The 3 Principles of Food Justice: Food Sovereignty

“Where does your food come from?” This is one of my favorite questions to ask young people whenever I do a food justice workshop, just because I get such a range of answers: the grocery store, mom’s kitchen, the refrigerator, the ground. Children of farmworkers will almost always say “the fields,” knowing where their parents and siblings go every day.
Anyone who’s ever had a garden knows the joy and pride that comes from being able to point to a specific patch of ground and say, “My potatoes come from THERE!” Beyond being just for survival, food is culture, food is connection, food is medicine, and when I can create an entire salad from my own backyard, knowing that it was all grown deliberately with care and love for myself, my family, and the land, that’s good medicine. Some of my favorite memories with my mom and my grandmother were when we would “put away” peaches, olives, apple butter, and all the rest of the bounty that would come from our ranch; that’s true connection and culture.
When we get our produce from stores, how many of us can even name the specific country where that produce was grown? How many of us can say, with complete certainty, that the food was grown ethically with care and love for people and planet? How many of us actually trust our food system to provide us with truthful labeling and feel confident that the food is safe and healthy? How many of us could actually feed ourselves and our families without the industrial food system and the massively destructive inputs and outputs that it creates? My guess is, not many of us.
And so we come to the third and most important principle of food justice: food sovereignty. The word “sovereignty” is a complicated term and tends to bring to mind national and global conflict, and rightly so because it is intricately connected to power and control. But we can also see it as a framework of influence in which our voices and decisions are heard, respected, and integrated into the system. If a community is food sovereign, the members are not only able to adequately feed themselves, but they make decisions on how the food is grown, sold, processed, and distributed.

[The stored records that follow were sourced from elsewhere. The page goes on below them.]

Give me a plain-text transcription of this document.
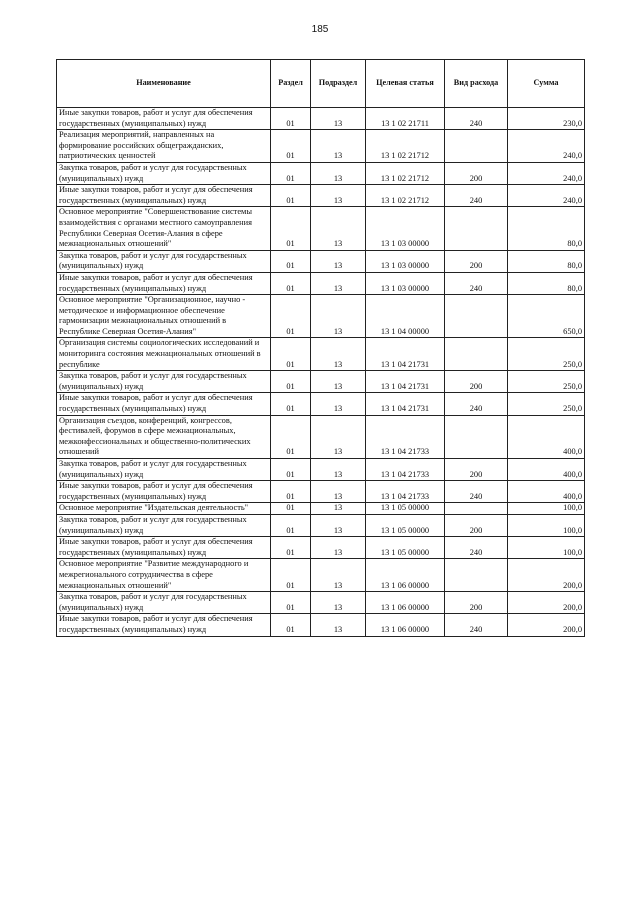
185
Наименование	Раздел	Подраздел	Целевая статья	Вид расхода	Сумма
Иные закупки товаров, работ и услуг для обеспечения государственных (муниципальных) нужд	01	13	13 1 02 21711	240	230,0
Реализация мероприятий, направленных на формирование российских общегражданских, патриотических ценностей	01	13	13 1 02 21712		240,0
Закупка товаров, работ и услуг для государственных (муниципальных) нужд	01	13	13 1 02 21712	200	240,0
Иные закупки товаров, работ и услуг для обеспечения государственных (муниципальных) нужд	01	13	13 1 02 21712	240	240,0
Основное мероприятие "Совершенствование системы взаимодействия с органами местного самоуправления Республики Северная Осетия-Алания в сфере межнациональных отношений"	01	13	13 1 03 00000		80,0
Закупка товаров, работ и услуг для государственных (муниципальных) нужд	01	13	13 1 03 00000	200	80,0
Иные закупки товаров, работ и услуг для обеспечения государственных (муниципальных) нужд	01	13	13 1 03 00000	240	80,0
Основное мероприятие "Организационное, научно - методическое и информационное обеспечение гармонизации межнациональных отношений в Республике Северная Осетия-Алания"	01	13	13 1 04 00000		650,0
Организация системы социологических исследований и мониторинга состояния межнациональных отношений в республике	01	13	13 1 04 21731		250,0
Закупка товаров, работ и услуг для государственных (муниципальных) нужд	01	13	13 1 04 21731	200	250,0
Иные закупки товаров, работ и услуг для обеспечения государственных (муниципальных) нужд	01	13	13 1 04 21731	240	250,0
Организация съездов, конференций, конгрессов, фестивалей, форумов в сфере межнациональных, межконфессиональных и общественно-политических отношений	01	13	13 1 04 21733		400,0
Закупка товаров, работ и услуг для государственных (муниципальных) нужд	01	13	13 1 04 21733	200	400,0
Иные закупки товаров, работ и услуг для обеспечения государственных (муниципальных) нужд	01	13	13 1 04 21733	240	400,0
Основное мероприятие "Издательская деятельность"	01	13	13 1 05 00000		100,0
Закупка товаров, работ и услуг для государственных (муниципальных) нужд	01	13	13 1 05 00000	200	100,0
Иные закупки товаров, работ и услуг для обеспечения государственных (муниципальных) нужд	01	13	13 1 05 00000	240	100,0
Основное мероприятие "Развитие международного и межрегионального сотрудничества в сфере межнациональных отношений"	01	13	13 1 06 00000		200,0
Закупка товаров, работ и услуг для государственных (муниципальных) нужд	01	13	13 1 06 00000	200	200,0
Иные закупки товаров, работ и услуг для обеспечения государственных (муниципальных) нужд	01	13	13 1 06 00000	240	200,0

Let me take a moment to emphasize that sovereignty is NOT the same as independence. In fact, one of the most important aspects of the concept is responsibility and stewardship to place and people. It is an inherently collaborative and connecting practice that demands that we reimagine the limits of coercive power, and move toward empowerment and solidarity. This type of power is not at all fragile or able to be snatched away by someone who is deemed stronger; it is resilient, regenerative, boundless, creative, and joyous.

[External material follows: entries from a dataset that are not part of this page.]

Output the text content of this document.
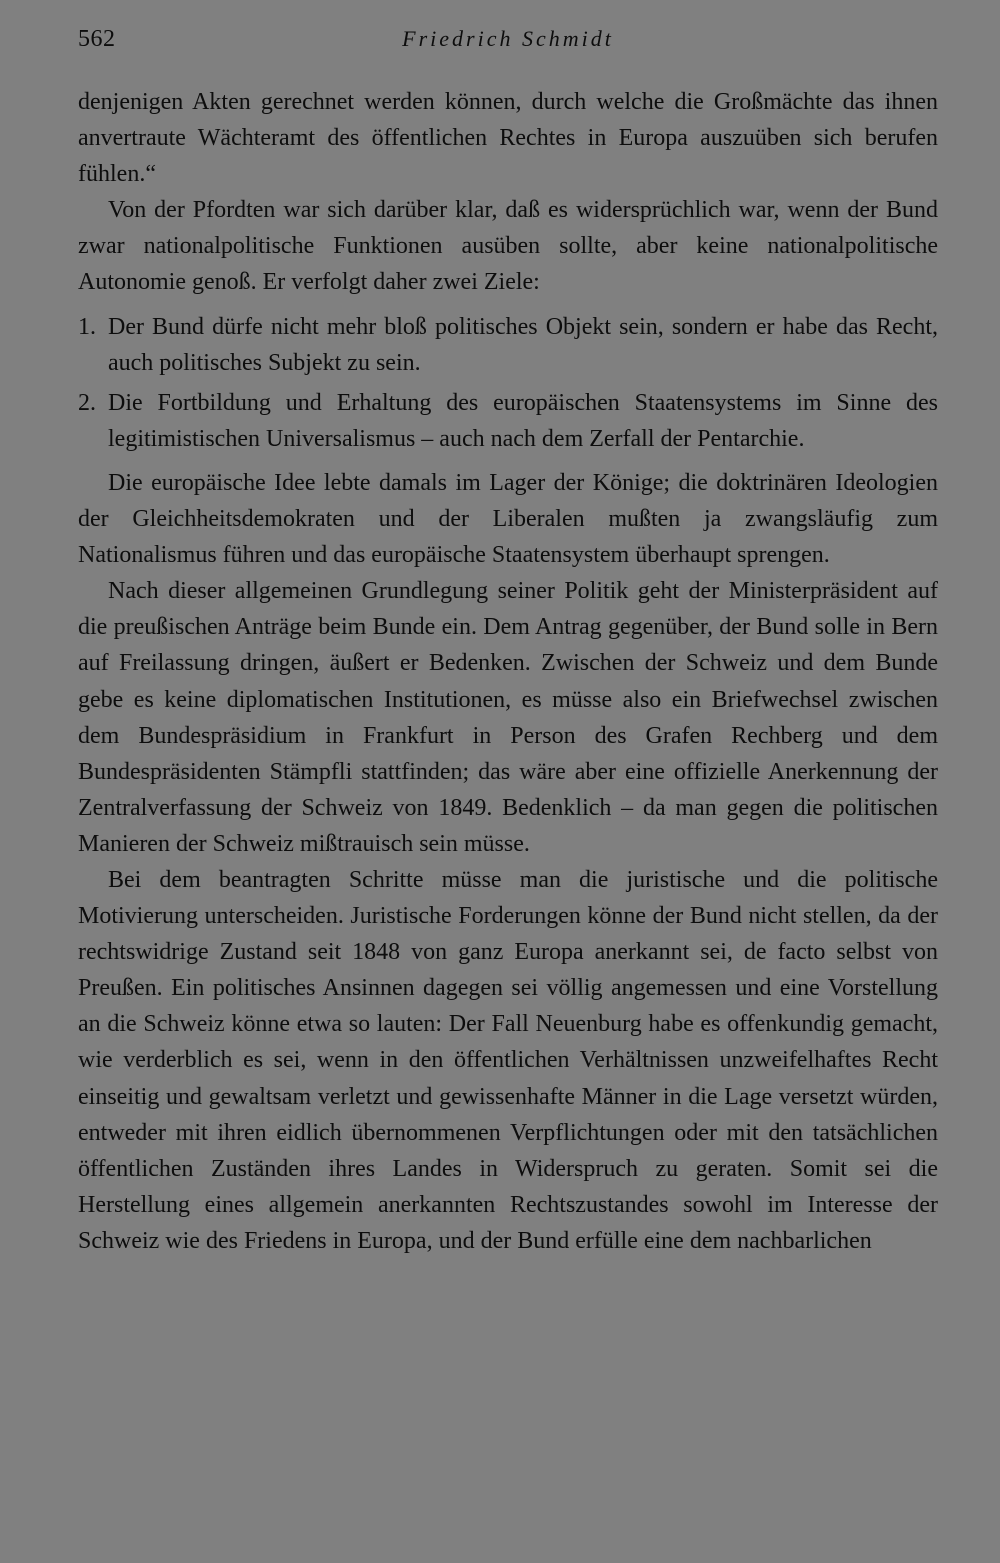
562	Friedrich Schmidt

denjenigen Akten gerechnet werden können, durch welche die Großmächte das ihnen anvertraute Wächteramt des öffentlichen Rechtes in Europa auszuüben sich berufen fühlen.“

Von der Pfordten war sich darüber klar, daß es widersprüchlich war, wenn der Bund zwar nationalpolitische Funktionen ausüben sollte, aber keine nationalpolitische Autonomie genoß. Er verfolgt daher zwei Ziele:

1. Der Bund dürfe nicht mehr bloß politisches Objekt sein, sondern er habe das Recht, auch politisches Subjekt zu sein.
2. Die Fortbildung und Erhaltung des europäischen Staatensystems im Sinne des legitimistischen Universalismus – auch nach dem Zerfall der Pentarchie.

Die europäische Idee lebte damals im Lager der Könige; die doktrinären Ideologien der Gleichheitsdemokraten und der Liberalen mußten ja zwangsläufig zum Nationalismus führen und das europäische Staatensystem überhaupt sprengen.

Nach dieser allgemeinen Grundlegung seiner Politik geht der Ministerpräsident auf die preußischen Anträge beim Bunde ein. Dem Antrag gegenüber, der Bund solle in Bern auf Freilassung dringen, äußert er Bedenken. Zwischen der Schweiz und dem Bunde gebe es keine diplomatischen Institutionen, es müsse also ein Briefwechsel zwischen dem Bundespräsidium in Frankfurt in Person des Grafen Rechberg und dem Bundespräsidenten Stämpfli stattfinden; das wäre aber eine offizielle Anerkennung der Zentralverfassung der Schweiz von 1849. Bedenklich – da man gegen die politischen Manieren der Schweiz mißtrauisch sein müsse.

Bei dem beantragten Schritte müsse man die juristische und die politische Motivierung unterscheiden. Juristische Forderungen könne der Bund nicht stellen, da der rechtswidrige Zustand seit 1848 von ganz Europa anerkannt sei, de facto selbst von Preußen. Ein politisches Ansinnen dagegen sei völlig angemessen und eine Vorstellung an die Schweiz könne etwa so lauten: Der Fall Neuenburg habe es offenkundig gemacht, wie verderblich es sei, wenn in den öffentlichen Verhältnissen unzweifelhaftes Recht einseitig und gewaltsam verletzt und gewissenhafte Männer in die Lage versetzt würden, entweder mit ihren eidlich übernommenen Verpflichtungen oder mit den tatsächlichen öffentlichen Zuständen ihres Landes in Widerspruch zu geraten. Somit sei die Herstellung eines allgemein anerkannten Rechtszustandes sowohl im Interesse der Schweiz wie des Friedens in Europa, und der Bund erfülle eine dem nachbarlichen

Just imagine if you could say at your dinner table, “I remember planting this garlic last year with the neighbor. Then we traded a bunch of it with Tom down the street who had the sweetest strawberries! And remember when we planted the orchard 3 years ago, and now we have these delicious peaches!” And so on, and so on, connecting every part of your plate to a memory, a person, a place. It’s time for us to get wildly creative and envision a world where dominance, competition, and yes, capitalism, are not the driving forces behind our society. We no longer have the time to continue in the paths of exploitation and disconnection that have brought humanity to the point of extinction. We cannot keep ignoring the genocide that we have perpetrated on bodies and ecosystems. It is time for us to remember the wisdom of our ancestors while also integrating the knowledge and advances of our current society. It is time for a re-visioning, and I am excited to see what we can build together, while also being deeply fearful that it may be too late. I hope that you will join us in growing this new vision.